With less than a fortnight to go before voting for the Tory leadership contest closes, few believe Jeremy Hunt is in with a shot of making it into No. 10. However, Hunt supporters were still hopeful that a game-changing performance in this evening’s BBC interview with Andrew Neil could turn things around. In the end, Hunt put in a competent and confident performance but the interview served as an unhelpful reminder of the candidate’s Brexit flip-flops.
Although the Foreign Secretary has been at pains of late to paint himself as a reborn Brexiteer willing to pursue a no deal Brexit in much the same way as his rival Boris Johnson, Hunt admitted that he could not guarantee the UK would leave the EU before Christmas if he became Prime Minister. Hunt would only say that he expected Brexit to happen by then – arguing that he was the candidate ‘being honest’ with the public:
AN: OK. Would we be gone by Christmas?
JH: As I say I’m not going to give you those commitments
Hunt’s previous record came back to haunt him. Neil pressed him on why if – as he had suggested in previous comments – no deal was such a disaster, he was willing to do it. Neil also asked Hunt why if the backstop was so problematic, he had decided to vote for a deal that included it not once but three times. Hunt was also pressed on his 2016 Tory leadership Brexit position when he suggested a second referendum was needed on the terms of the UK’s exit. He replied that a confirmatory vote was provided in the 2017 snap election – with a majority of voters turning to parties that pledged to take the UK out of both the single market and the customs union:
‘I said was that there should be in that article which I think was written a week after the referendum result, was that there should be democratic endorsement of the shape of the Brexit that we did, and that is indeed what happened.’
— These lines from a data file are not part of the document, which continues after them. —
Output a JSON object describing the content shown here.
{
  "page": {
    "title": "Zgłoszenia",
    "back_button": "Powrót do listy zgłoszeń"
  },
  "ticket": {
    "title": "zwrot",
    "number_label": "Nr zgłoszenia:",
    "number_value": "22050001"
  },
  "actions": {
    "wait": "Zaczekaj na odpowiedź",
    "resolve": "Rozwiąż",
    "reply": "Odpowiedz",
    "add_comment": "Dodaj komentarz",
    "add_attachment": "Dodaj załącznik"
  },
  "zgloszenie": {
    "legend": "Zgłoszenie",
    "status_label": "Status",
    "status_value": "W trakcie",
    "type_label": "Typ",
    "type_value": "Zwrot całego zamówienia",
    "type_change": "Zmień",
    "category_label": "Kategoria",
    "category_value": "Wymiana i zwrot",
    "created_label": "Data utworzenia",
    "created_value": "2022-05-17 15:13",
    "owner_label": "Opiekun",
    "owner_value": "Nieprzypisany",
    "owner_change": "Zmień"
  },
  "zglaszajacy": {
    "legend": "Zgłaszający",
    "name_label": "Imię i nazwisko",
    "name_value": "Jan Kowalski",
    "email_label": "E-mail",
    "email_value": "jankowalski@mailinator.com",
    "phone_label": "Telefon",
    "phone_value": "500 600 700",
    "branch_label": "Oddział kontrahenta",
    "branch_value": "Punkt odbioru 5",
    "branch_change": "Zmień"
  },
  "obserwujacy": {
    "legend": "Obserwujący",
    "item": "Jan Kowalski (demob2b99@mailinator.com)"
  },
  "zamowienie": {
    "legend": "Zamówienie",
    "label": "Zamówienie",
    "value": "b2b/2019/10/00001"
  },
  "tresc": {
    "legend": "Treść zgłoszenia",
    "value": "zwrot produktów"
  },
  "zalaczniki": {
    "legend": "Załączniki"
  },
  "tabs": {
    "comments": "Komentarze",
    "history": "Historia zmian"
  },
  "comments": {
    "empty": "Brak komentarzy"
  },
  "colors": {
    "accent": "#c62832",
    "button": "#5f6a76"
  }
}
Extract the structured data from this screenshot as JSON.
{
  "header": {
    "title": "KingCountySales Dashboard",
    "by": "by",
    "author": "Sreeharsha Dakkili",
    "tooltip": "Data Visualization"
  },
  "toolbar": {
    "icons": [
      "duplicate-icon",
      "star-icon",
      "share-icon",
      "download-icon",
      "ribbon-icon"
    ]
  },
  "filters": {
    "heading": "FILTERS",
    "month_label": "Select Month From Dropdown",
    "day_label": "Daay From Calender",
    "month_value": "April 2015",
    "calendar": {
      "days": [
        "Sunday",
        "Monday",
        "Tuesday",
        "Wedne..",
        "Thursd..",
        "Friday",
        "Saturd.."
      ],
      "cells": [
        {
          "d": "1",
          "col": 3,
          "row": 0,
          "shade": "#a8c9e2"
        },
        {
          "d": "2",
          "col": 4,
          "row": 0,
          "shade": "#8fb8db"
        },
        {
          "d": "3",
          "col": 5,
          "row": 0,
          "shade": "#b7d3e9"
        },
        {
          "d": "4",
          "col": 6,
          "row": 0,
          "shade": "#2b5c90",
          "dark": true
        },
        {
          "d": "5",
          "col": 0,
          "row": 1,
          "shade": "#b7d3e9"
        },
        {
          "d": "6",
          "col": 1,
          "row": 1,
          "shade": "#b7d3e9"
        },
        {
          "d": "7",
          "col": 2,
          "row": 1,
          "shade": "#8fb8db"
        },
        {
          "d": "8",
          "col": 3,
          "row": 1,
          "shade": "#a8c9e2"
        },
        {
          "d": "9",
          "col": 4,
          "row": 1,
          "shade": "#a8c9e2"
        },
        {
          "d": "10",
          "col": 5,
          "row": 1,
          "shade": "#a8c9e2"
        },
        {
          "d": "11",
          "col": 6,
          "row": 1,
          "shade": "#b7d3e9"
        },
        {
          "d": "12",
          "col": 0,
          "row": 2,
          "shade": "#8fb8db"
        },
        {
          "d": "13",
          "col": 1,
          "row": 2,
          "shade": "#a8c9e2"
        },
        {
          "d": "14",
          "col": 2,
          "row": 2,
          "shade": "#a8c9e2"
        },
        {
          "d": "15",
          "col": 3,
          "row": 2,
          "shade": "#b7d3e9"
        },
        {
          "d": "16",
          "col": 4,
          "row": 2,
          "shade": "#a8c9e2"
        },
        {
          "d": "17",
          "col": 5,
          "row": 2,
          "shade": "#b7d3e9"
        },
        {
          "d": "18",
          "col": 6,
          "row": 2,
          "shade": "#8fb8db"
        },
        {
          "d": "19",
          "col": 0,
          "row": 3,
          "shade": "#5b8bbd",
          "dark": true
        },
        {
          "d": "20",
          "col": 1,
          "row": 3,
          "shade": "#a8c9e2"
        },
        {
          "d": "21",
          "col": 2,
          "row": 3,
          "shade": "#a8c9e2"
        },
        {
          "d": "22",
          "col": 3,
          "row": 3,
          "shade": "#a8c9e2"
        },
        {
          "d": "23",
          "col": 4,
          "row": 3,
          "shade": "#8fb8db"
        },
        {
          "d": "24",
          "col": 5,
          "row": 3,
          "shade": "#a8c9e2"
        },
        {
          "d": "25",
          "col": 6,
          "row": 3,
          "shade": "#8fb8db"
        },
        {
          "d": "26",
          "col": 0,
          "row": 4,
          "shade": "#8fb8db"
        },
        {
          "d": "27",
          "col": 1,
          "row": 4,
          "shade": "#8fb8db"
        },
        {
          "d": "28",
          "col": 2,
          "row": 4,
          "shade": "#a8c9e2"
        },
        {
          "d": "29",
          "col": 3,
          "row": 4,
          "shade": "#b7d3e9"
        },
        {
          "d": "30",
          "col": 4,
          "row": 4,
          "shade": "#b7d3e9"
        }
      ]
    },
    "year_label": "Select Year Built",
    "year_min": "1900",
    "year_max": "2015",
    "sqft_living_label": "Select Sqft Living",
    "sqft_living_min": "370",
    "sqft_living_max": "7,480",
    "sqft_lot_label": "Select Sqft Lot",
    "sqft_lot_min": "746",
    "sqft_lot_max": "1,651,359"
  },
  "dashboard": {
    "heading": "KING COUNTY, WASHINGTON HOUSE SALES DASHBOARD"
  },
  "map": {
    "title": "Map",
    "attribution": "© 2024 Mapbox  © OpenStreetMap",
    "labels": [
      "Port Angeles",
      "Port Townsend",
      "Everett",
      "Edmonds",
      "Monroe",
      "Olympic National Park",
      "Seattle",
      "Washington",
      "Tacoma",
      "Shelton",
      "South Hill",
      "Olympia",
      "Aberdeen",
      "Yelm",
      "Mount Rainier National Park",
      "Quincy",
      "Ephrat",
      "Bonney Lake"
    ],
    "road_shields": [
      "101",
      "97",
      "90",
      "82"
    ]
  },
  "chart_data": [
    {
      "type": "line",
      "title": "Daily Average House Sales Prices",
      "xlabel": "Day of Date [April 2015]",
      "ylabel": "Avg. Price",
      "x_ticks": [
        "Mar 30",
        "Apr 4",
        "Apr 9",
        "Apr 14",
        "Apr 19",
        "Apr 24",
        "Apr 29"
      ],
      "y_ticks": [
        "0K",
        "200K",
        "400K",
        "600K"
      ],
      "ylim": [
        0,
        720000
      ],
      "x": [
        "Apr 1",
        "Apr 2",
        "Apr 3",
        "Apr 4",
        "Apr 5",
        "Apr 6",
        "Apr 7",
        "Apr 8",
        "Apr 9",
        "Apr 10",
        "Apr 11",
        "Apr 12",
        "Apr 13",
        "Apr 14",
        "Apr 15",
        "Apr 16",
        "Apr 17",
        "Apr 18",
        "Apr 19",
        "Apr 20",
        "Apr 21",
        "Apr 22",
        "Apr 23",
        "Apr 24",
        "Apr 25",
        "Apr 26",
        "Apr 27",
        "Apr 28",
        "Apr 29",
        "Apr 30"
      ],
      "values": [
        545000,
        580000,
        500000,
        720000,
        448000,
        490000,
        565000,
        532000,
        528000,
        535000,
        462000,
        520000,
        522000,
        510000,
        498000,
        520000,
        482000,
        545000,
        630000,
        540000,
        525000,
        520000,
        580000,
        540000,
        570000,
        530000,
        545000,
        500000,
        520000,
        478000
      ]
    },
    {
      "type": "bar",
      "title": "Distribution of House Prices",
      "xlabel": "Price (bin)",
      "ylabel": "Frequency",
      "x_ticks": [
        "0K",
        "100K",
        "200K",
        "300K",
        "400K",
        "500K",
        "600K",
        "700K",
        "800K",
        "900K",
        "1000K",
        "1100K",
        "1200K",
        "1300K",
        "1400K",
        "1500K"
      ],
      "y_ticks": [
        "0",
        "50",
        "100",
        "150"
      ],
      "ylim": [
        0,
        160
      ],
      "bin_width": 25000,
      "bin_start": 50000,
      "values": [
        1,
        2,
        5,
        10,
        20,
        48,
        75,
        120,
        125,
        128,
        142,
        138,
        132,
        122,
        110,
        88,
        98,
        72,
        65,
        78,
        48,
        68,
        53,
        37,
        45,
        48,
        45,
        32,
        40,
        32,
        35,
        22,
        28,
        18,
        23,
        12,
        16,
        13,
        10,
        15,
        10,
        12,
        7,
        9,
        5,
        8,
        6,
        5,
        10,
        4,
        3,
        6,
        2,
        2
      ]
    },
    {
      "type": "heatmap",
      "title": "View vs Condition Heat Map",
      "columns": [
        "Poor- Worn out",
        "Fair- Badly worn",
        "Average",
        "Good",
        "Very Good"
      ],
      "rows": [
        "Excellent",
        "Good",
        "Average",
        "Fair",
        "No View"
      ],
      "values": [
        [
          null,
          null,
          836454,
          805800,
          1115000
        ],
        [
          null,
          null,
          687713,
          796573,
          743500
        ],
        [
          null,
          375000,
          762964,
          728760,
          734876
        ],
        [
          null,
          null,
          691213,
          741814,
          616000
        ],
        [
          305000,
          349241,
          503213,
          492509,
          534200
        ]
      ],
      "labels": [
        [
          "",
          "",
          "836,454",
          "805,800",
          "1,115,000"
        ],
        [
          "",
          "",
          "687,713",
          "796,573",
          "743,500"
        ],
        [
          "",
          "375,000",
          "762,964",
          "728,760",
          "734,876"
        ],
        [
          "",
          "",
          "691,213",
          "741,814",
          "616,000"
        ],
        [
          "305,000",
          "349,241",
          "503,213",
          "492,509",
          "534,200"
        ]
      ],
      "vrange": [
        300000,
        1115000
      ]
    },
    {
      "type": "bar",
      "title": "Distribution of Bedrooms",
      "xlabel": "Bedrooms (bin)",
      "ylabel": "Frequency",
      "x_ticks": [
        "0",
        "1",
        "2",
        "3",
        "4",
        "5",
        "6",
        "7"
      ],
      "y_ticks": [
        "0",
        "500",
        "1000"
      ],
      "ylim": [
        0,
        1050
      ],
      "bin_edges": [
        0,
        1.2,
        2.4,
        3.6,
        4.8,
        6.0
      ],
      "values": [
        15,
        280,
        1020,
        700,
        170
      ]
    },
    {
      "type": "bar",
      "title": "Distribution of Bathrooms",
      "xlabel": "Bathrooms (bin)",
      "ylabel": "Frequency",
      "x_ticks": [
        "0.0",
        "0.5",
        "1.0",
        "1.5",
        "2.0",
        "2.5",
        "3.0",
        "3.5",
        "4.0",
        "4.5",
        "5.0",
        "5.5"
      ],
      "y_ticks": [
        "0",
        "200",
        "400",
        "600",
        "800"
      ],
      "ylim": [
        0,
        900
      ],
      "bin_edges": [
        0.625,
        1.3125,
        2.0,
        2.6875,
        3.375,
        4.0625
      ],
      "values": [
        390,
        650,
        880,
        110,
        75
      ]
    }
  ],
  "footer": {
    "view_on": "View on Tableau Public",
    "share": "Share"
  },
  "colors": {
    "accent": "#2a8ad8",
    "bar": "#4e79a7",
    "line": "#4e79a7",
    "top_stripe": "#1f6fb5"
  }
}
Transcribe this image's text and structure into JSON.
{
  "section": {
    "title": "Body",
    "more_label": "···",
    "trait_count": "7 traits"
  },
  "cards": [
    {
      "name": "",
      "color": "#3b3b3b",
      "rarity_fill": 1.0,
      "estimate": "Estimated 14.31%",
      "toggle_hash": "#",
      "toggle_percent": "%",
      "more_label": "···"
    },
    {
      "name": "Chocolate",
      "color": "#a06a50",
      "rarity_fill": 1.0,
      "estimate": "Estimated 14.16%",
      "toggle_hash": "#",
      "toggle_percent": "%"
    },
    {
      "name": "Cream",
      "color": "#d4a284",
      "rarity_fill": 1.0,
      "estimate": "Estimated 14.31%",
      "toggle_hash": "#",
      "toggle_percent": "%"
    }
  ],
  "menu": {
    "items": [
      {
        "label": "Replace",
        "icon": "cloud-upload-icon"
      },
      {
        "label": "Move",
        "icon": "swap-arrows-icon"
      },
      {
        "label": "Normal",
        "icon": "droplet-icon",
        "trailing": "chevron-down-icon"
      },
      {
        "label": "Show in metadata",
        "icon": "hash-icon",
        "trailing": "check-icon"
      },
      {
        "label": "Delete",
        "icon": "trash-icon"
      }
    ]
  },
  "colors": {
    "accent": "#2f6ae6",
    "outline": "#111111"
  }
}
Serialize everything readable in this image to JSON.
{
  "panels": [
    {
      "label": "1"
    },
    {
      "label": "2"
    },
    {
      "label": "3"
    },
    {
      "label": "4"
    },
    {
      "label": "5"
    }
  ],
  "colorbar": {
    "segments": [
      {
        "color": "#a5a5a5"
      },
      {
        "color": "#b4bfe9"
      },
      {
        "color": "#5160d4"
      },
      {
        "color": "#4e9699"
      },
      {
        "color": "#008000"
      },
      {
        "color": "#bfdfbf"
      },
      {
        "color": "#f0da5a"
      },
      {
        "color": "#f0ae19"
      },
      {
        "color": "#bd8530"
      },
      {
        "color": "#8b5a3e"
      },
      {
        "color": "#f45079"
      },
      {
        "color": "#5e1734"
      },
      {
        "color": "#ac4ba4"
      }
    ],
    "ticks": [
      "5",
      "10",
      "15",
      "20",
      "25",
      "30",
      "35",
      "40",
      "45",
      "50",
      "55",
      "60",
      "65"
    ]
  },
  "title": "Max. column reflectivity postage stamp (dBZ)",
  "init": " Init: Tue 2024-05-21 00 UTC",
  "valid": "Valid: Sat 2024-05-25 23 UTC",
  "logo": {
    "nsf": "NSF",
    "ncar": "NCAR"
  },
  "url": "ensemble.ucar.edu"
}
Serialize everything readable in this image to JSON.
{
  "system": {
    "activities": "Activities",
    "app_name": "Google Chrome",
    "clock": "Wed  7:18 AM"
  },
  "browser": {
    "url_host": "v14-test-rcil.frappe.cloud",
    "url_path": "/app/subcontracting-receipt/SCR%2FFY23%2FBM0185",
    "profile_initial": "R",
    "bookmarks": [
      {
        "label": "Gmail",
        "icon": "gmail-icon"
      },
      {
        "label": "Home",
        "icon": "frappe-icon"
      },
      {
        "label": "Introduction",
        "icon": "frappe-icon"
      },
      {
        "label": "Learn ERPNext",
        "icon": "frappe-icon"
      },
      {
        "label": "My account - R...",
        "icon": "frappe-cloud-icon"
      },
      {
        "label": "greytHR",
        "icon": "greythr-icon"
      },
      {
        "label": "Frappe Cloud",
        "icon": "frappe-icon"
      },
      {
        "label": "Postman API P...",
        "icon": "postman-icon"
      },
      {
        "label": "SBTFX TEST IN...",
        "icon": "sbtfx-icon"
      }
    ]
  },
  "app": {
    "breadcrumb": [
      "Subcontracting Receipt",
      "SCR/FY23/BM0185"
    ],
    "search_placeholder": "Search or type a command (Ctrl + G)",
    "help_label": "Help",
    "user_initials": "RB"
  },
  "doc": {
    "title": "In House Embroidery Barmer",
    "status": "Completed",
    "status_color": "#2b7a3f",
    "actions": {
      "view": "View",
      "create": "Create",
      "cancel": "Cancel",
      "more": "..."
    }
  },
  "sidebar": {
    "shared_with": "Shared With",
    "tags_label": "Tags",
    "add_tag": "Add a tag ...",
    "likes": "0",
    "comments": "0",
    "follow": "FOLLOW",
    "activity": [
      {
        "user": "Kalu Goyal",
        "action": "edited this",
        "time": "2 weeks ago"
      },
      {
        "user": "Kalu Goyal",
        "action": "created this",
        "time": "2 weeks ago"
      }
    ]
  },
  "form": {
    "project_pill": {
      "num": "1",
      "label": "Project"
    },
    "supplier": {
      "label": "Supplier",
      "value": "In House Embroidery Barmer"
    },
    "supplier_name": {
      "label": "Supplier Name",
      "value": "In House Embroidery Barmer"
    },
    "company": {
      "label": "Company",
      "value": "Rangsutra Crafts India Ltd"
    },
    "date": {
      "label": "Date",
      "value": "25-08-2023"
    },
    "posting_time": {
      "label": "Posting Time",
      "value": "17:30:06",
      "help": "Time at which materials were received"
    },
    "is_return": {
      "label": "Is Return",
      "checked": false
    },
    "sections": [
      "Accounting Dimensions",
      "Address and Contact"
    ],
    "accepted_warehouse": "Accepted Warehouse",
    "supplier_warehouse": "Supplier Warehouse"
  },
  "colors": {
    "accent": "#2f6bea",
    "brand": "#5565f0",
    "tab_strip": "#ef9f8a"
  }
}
While Hunt remained calm in explaining the various evolutions of his Brexit position, in total the exercise served as a reminder that he is too easily accused of being inconsistent on the topic. Given that Brexit is the driving issue in this leadership election for many Tory members, it is unlikely to serve him well. Hunt’s main message to Tory voters was to not ‘vote with their hearts instead of their heads’. He said that the ‘quickest way’ to leave the EU is ‘to send to Brussels a prime minister who can negotiate a deal that will get through Parliament – and I’m that person’. However, the sheer number of Brexit pivots that were dredged up means that rather than reassurance, the interview will have likely planted seeds of doubt over his sincerity on the issue.